The 10 year chart below demonstrates the difference between dividend adjusted return vs non dividend adjusted return for VUSTX (Vanguard INV:Long-Term US Treasury).

This fund is one of the top five US funds in total assets (thus very popular and not picked to exaggerate the example)

vustx Div Comparison

The blue line represents VUSTX with no dividend adjustment and the gold line represents VUSTX with dividend adjustments. The blue line shows a return of 23.98%, when in reality the fund
returned 130.74%. That’s a whopping 106.76% difference in return!

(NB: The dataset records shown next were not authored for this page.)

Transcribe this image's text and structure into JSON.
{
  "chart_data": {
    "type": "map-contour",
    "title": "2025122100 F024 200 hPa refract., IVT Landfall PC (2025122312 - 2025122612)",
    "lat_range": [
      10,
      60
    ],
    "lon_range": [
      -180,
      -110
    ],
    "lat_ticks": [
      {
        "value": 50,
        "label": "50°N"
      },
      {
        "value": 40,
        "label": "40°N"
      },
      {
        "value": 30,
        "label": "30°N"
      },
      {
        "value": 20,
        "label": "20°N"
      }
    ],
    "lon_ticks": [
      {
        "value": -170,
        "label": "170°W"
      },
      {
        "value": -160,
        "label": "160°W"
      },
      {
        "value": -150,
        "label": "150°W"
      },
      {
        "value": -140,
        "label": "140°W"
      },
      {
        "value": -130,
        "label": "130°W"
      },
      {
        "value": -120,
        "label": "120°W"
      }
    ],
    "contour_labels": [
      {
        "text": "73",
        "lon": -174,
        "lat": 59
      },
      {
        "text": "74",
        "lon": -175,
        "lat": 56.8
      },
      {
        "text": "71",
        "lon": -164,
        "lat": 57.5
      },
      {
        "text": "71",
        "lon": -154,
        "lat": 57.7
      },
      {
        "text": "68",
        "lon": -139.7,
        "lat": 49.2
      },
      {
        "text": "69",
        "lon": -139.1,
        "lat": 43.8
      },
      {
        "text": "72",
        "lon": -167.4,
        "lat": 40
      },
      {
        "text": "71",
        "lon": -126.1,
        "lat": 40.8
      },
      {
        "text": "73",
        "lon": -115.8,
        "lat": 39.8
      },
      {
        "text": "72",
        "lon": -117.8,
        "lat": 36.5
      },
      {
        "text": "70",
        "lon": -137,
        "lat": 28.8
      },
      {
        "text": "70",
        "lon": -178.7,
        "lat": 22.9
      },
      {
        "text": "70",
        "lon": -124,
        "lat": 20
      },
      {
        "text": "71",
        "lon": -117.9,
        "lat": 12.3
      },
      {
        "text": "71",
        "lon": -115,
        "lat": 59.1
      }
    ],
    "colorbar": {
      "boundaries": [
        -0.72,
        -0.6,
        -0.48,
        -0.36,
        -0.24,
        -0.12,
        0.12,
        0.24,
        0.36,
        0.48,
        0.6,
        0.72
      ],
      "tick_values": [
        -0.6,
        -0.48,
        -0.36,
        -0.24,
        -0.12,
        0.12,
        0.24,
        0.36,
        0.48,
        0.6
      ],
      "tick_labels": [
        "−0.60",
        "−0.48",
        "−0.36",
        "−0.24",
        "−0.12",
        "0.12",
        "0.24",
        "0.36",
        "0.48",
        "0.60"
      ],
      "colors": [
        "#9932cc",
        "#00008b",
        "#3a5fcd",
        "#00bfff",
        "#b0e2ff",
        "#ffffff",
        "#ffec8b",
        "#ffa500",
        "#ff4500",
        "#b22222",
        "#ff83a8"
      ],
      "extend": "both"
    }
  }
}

Without accurate dividends, it is impossible to build the long-term, low volatility, low trading strategies that FastTrack is known for.

Another example is FMAGX (Fidelity Magellan), a very famous aggressive equity fund, since 9/1/1988 (the first date in the FastTrack database).

FMAGX div comparison

Again, we can see that dividends are essential to analyzing mutual funds accurately. Over the 23 year period, FMAGX appears to have posted a 38.45% gain without dividends, while accounting for dividends shows an accurate 550.92% gain over the period. Any analysis that does not account for distributions is not portraying the funds real total return. Dividend adjustment is essential for long term analysis.

In summary, FastTrack realizes the importance dividends make when assessing true total return
in investing strategies and in developing long-term trading systems. For the past 25 years the company’s mission has been to provide prompt, accurate, and comprehensive dividend adjustments. Getting an accurate view of a fund’s performance is essential to fund and ETF analysis.